Barriers to reporting child abuse or neglect (CA/N) most often cited by respondents in a Kentucky study (2006) were an uncertainty that reporting would help the child, fear that reporting will make it worse for the child, a loss of relationship with the family, inconsistent response (by the system) to previous reports, unfamiliarity with social workers, and risk of medical malpractice.1
The barriers to reporting CA/N articulated by sources are a fear of attorneys/court/malpractice/family retribution, a lack of confidence in the system response, and the time it takes to fill out a report when they have back-to-back medical appointments.

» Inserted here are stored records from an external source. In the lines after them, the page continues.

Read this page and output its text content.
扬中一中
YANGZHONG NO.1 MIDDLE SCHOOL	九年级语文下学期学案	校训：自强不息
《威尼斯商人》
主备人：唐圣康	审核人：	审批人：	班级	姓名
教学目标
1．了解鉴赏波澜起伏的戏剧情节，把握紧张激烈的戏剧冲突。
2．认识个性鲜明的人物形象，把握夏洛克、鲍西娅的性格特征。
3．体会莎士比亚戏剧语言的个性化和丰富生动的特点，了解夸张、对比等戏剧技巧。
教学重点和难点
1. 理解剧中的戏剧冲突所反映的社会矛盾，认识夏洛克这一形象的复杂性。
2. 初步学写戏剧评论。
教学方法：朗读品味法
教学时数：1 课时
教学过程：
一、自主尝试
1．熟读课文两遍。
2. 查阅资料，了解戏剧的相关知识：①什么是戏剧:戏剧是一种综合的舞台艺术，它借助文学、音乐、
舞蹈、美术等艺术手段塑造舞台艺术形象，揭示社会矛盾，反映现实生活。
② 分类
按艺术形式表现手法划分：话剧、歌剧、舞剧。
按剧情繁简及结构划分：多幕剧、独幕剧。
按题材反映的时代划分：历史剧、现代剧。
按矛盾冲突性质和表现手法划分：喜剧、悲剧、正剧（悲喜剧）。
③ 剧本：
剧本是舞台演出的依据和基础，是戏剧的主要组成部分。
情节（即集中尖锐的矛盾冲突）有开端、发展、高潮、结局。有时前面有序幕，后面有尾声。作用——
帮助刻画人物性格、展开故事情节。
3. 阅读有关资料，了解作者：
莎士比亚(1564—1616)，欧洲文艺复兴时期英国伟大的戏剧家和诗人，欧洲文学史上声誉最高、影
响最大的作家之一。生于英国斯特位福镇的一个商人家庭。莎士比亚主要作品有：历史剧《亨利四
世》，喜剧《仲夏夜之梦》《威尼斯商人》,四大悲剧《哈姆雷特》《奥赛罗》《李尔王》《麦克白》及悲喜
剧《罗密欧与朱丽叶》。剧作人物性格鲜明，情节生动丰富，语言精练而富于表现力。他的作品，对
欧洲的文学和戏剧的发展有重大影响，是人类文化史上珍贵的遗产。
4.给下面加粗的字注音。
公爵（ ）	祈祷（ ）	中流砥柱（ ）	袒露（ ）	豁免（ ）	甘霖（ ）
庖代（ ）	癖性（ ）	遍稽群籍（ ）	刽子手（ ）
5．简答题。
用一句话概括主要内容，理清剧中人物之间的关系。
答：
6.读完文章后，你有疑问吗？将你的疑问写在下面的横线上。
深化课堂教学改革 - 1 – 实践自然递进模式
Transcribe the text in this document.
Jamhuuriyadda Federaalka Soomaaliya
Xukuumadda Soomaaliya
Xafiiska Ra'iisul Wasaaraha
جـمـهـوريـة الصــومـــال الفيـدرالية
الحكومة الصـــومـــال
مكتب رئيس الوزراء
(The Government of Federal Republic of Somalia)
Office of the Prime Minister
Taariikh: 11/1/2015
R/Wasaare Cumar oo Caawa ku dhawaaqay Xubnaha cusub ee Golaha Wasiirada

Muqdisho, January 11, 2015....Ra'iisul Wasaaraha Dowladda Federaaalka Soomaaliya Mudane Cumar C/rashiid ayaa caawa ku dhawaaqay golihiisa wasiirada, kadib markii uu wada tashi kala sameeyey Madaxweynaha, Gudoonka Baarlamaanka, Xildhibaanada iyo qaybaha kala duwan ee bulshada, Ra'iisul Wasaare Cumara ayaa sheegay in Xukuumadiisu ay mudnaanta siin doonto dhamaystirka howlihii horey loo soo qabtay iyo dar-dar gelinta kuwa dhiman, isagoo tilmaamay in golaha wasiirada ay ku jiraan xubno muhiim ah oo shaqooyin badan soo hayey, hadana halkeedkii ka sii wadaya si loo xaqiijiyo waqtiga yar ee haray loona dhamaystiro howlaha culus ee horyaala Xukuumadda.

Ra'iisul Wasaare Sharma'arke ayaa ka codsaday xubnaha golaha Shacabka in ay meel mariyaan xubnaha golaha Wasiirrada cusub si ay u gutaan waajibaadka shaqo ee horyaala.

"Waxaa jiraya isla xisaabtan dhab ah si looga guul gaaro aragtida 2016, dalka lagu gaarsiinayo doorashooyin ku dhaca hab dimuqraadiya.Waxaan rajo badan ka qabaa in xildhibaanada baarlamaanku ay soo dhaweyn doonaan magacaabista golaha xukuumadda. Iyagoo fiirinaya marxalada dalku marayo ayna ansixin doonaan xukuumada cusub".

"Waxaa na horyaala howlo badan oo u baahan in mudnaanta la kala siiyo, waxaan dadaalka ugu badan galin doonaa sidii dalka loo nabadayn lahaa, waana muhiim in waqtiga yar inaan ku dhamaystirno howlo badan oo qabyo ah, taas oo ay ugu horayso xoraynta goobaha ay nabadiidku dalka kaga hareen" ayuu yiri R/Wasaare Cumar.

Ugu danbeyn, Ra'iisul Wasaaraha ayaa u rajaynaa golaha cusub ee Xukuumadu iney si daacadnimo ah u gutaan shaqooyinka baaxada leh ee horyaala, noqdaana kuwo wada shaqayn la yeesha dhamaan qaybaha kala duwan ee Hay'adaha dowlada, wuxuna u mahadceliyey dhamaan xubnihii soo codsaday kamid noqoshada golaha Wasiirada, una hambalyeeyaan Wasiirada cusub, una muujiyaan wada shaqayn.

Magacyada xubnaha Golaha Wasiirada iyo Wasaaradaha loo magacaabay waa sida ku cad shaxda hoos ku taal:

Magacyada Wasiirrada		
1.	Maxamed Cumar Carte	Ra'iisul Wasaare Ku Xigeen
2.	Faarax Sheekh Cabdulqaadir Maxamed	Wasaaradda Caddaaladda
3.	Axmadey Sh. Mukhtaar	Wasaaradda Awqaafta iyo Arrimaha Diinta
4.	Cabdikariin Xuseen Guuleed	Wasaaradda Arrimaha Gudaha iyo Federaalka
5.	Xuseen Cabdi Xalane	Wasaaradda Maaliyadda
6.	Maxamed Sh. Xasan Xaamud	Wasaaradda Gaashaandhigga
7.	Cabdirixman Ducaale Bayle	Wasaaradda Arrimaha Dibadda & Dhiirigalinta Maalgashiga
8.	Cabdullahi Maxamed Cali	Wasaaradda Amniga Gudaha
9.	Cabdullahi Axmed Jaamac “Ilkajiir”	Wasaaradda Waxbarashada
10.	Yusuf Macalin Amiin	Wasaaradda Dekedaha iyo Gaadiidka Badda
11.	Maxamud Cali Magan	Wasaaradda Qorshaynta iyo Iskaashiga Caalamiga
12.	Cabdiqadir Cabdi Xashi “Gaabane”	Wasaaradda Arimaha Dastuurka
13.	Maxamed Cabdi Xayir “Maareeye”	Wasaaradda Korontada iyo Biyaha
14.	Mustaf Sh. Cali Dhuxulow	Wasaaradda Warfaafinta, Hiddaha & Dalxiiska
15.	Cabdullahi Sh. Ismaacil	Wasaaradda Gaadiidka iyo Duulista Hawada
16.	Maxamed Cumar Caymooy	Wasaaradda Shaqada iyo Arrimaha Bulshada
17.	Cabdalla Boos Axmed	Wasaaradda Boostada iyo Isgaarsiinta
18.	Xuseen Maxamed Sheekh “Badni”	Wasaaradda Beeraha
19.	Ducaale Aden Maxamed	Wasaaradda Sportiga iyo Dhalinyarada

In a Canadian study, Ward, Bennett, Plint, King, Jabbour, and Gaboury (2004) found through a survey of child protection program directors, pediatric program directors, and pediatric residents that only 20% of the 15 programs nationwide had mandatory clinical rotations in CA/N, 60% offered clinical electives, and 47% did not offer any specific clinical experience in CA/N.3
Residents and program directors in rating training in CA/N most often rated it as “somewhat adequate, needs improvement.” A large percentage (92%) of residents felt that they needed further training in CA/N, graduating residents also mirrored this need (82%).
1 Kentucky Cabinet for Health and Family Services, Department for Community Based Services, and Prevent Child Abuse Kentucky. (2007). Child abuse recognition education: Surveys of physicians and DCBS staff.
3 Ward, M.G.K., Bennett, S., Plint, A.C., King, W.J., Jabbour, M., & Garoury, I. (2004). Child protection: a neglected area of pediatric residency training. Child Abuse & Neglect, 28, 10, 1113-1122.